Où l'on aura dû tirer un trait sur la partie Liste, réservée aux artistes émergents, faute de force, pour en prendre plein la vue à Unlimited, section maousse de la foire, dans 17'000 mètres carrés. Les igloos de Mario Merz, le champ de néons de Dan Flavin et surtout le Babibel géant du très hype Anish Kapoor. Entre ces installations XXL, on retrouve pas mal de vidéos, notamment celle, barrée, de David Hominal, celle, très belle, tournée en Lithuanie, de Deimantas Narkevičius, ou mieux encore, le gros trip de Katarzyna Kozyra, The Rite of Spring, très amusant et superbement installé. Plein d'autres belles choses encore, avec James Turrell, John Baldessari ou encore Sarah Morris et, au même étage, Art Statments, pour les jeunes, ou un shop new–yorkais de fanzines, Printed Matter (de très belles choses tombées dans notre escarcelle ou non, faute d'argent). 

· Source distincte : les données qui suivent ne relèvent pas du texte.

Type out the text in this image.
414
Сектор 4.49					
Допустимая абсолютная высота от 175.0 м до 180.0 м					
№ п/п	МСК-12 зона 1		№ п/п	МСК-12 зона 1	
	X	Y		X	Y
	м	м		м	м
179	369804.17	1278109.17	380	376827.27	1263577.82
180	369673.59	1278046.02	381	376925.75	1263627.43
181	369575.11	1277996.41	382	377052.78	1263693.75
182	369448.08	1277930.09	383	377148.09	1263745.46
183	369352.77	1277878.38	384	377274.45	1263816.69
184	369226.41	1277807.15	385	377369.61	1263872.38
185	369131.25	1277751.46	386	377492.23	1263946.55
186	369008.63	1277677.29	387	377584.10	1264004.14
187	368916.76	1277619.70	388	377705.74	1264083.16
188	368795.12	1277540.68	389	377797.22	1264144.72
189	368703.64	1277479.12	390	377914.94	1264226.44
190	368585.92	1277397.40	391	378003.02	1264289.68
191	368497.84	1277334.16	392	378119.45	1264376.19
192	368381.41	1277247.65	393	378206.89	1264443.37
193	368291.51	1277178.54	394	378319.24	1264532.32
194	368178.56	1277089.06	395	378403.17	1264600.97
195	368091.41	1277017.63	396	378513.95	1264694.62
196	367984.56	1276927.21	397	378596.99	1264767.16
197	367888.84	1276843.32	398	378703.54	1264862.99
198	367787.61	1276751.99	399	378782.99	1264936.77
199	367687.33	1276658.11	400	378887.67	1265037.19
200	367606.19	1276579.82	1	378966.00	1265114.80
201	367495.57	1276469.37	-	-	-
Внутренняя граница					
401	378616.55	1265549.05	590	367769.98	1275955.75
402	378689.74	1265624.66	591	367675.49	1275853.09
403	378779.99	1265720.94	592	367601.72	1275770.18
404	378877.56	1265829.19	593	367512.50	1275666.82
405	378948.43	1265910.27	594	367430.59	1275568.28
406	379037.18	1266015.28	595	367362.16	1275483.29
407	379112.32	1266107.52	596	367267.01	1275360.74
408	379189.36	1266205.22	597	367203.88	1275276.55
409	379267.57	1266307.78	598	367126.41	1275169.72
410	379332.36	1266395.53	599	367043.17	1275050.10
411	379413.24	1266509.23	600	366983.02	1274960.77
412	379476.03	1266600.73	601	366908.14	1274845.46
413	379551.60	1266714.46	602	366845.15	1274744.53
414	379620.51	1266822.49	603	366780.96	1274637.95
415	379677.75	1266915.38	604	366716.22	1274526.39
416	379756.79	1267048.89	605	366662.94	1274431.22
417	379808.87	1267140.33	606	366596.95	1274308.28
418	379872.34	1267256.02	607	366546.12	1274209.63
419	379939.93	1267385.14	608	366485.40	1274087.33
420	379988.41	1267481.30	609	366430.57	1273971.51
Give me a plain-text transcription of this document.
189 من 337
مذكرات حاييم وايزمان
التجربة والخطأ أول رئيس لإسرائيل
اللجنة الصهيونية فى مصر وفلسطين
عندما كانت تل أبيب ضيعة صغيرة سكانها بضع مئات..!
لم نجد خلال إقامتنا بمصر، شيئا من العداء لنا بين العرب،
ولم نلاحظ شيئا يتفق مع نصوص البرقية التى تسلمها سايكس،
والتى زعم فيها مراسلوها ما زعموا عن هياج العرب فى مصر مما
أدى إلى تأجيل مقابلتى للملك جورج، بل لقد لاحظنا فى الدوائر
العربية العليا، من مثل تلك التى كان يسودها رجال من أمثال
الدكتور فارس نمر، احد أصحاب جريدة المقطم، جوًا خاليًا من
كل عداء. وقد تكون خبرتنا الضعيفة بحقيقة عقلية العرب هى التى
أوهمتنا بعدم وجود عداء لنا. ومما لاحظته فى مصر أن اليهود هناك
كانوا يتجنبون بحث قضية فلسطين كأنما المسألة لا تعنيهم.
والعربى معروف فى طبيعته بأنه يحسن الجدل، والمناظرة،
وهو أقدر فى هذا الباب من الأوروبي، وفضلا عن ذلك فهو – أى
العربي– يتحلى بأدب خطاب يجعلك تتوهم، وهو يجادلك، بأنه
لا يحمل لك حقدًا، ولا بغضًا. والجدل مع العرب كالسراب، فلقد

Re–pause dans le champ en herbes platiques et direction l'étage inférieur et supérieur du vrai Art Basel, la halle où 300 galeristes nord–américains, allemands, italiens, français ou suisses se côtoyent/s'affrontent. Voilà de très grands tableaux, avec la satisfaction de voir certains énormes tirages de photographies archi–connues pour la première fois, merci New–York, ou les prix exorbitants de peintures petits formats encadrés. Parmi les choses les plus remarquées et remarquables, c'est naturellement la galerie genevoise Krugier qui tire son épingle du jeu avec un vrai travail d'exposition, belle et sobre: des Picasso sortis de derrière les fagots, avec de belles illustrations comme on aimerait en placer sur Think Tank. Valeur sûre certes, mais réellement passionnant. Sinon, la locale Stampa, avec une super œuvre du trio General Idea, "Mondo Cane Kama Sutra", du Roman Signer ou encore une belle installation de Das Institut (New–York). 2'500 artistes représentés sur deux étages à un rythme de fou, les envoyés de Think Tank frôlant à tout moment l'épilepsie et le coup d'arrêt. Art Basel reste de toute façon gargantuesque, histoire d'encourager ou, au contraire, de déconcerter n'importe quel apprenti artiste. Le chemin est encore long pour se faire sa place dans cette foire: chaque année, 1'000 galeries se prennent un vent de la part des organisateurs. Et combien d'artistes? Cet été, on tentera d'élargir notre spectre des expositions. A venir: un tour guidé de la triennale Bex & Art et d'autres projets dans nos têtes.